Modular Mining’s DISPATCH Fleet Management System optimizes further down the value chain at large South African coal mine.

A large open-cut coal mine in South Africa has an estimated minable coal reserve of over 3,000Mt and a total measured coal resource in excess of 4,000Mt. The mine has been a long-time customer of Modular Mining, utilizing DISPATCH 6.6.4, ProVision 3.6.7 and MineCare 2.6.4. to optimize their operations. In this case study, the mine further leverages the DISPATCH Fleet Management System to optimize downstream processes and maximize their crusher throughput, adding more value across the mining value chain.

LOCATION

South Africa

GOAL

Improve the performance of Crusher 1 to 3,480t/h to meet production targets.

RESULTS

17.7% improvement in the production output of Crusher 1.

Challenge

The South African mine was faced with the challenge of an underperforming crusher. The mine operates three crushers in total and advised Modular Mining’s Performance Assurance (PA) team that Crusher 1 was not meeting its hourly set target of 3,480t/hr. In comparison, the other two crushers continued to meet their hourly production targets. Had this been left unresolved the mine would have not met their annual target.
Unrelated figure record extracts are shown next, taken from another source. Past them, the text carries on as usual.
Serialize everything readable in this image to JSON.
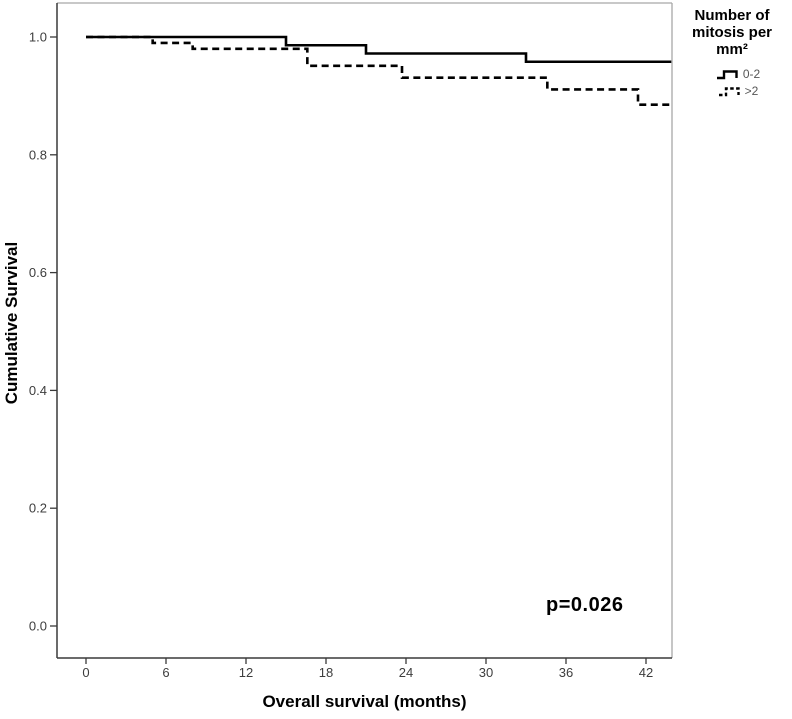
{
  "chart_data": {
    "type": "line",
    "variant": "kaplan_meier_step",
    "title": "",
    "xlabel": "Overall survival (months)",
    "ylabel": "Cumulative Survival",
    "xticks": [
      0,
      6,
      12,
      18,
      24,
      30,
      36,
      42
    ],
    "ytick_labels": [
      "0.0",
      "0.2",
      "0.4",
      "0.6",
      "0.8",
      "1.0"
    ],
    "xlim": [
      -2.2,
      44
    ],
    "ylim": [
      -0.055,
      1.058
    ],
    "grid": false,
    "legend_position": "top-right",
    "annotation": {
      "text": "p=0.026"
    },
    "legend": {
      "title_lines": [
        "Number of",
        "mitosis per",
        "mm²"
      ]
    },
    "colors": {
      "line": "#000000",
      "frame_dark": "#3a3a3a",
      "frame_light": "#a8a8a8",
      "tick_label": "#3d3d3d",
      "legend_label": "#565656"
    },
    "series": [
      {
        "name": "0-2",
        "style": "solid",
        "points": [
          [
            0,
            1.0
          ],
          [
            15,
            0.986
          ],
          [
            21,
            0.972
          ],
          [
            33,
            0.958
          ],
          [
            44,
            0.958
          ]
        ]
      },
      {
        "name": ">2",
        "style": "dashed",
        "points": [
          [
            0,
            1.0
          ],
          [
            5,
            0.99
          ],
          [
            8,
            0.98
          ],
          [
            16.6,
            0.951
          ],
          [
            23.7,
            0.931
          ],
          [
            34.6,
            0.911
          ],
          [
            41.4,
            0.885
          ],
          [
            44,
            0.885
          ]
        ]
      }
    ]
  }
}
Because the other Crushers were able to meet their targets, the mine believed that working collaboratively with Modular Mining’s PA team, they would be able to improve Crusher 1’s productivity to 3,480t/h and meet their set targets whilst ensuring that all crushers continued to have an evenly distributed throughput.

Solution

The PA team conducted three scenarios, all addressing different aspects of the mine’s operation, to determine what was causing the low productivity at Crusher 1.

The following three scenarios were conducted:

Scenario One:

Improve Feed Rate Logic

The PA team analyzed the mines feed rate logic to determine whether there was a miscalculation on the trucks required to feed Crusher 1.

This can typically happen as shovels move around the mine and the trucks required to service that shovel without queuing, aren’t updated in DISPATCH.

Scenario Two:

Shovel Priority Test

The second scenario involved Modular Mining’s PA team conducting a shovel priority test. Shovel priority involves ranking the shovels based on the material needs. This means that if a shovel is mining more material than the others, it gets priority, and the DISPATCH system ensures that that shovel gets full coverage in terms of trucks being supplied to it.

Therefore, the PA team checked if the shovel priority algorithm in DISPATCH had a customized code that may have been causing the wrong calculations, resulting in not enough trucks being sent to Crusher 1.

Scenario Three:

Operational Influence

The final scenario involved the PA team looking into the use of ‘region locks’. This consists of locking shovels to a region within the mine based on the material being mined and delegates a certain number of trucks to run freely amongst the shovels within that locked region.

In addition to this, the mine set Crusher 1 as the priority crusher for this region.

After the three scenarios had been implemented and analyzed across three 12-hour shifts, the PA team met with the mine management team and presented each scenario’s results. The PA team determined that Scenario Three: Operational Influence, showed a significant improvement in the throughput of Crusher 1, while the other methods had no impact.

Typically, DISPATCH is implemented and used to match trucks to shovels and optimize the haulage cycle. In this case, the FMS’s versatility meant the mine was able to optimize the haulage cycle and maximize crusher throughput through the implementation of ‘region locks’ and prioritizing trucks to Crusher 1 – ultimately optimizing further down the value chain.

Results

The results indicated an improvement in the average hourly productivity of Crusher 1, which was a direct result of the PA teams’ analysis and implementation of scenarios. The average throughput per hour increased from 3,128t/h to 3,684t/h.

This improvement resulted in an hourly average production improvement of 17.7%, which translated to 556t/h or 6,116t/day.

Modular-Mining-Crusher-Throughput

Graph 1: Shows the average throughput per hour increased from 3,128t/h to 3,684t/h

Conclusion

By leveraging the Modular Mining Performance Assurance programme, the mine successfully improved its hourly target for Crusher 1 while also enhancing the productivity of Crusher 2 and Crusher 3.

The throughput increased by 183,480 tonnes of coal per month and slightly above 2 million tonnes of coal annually.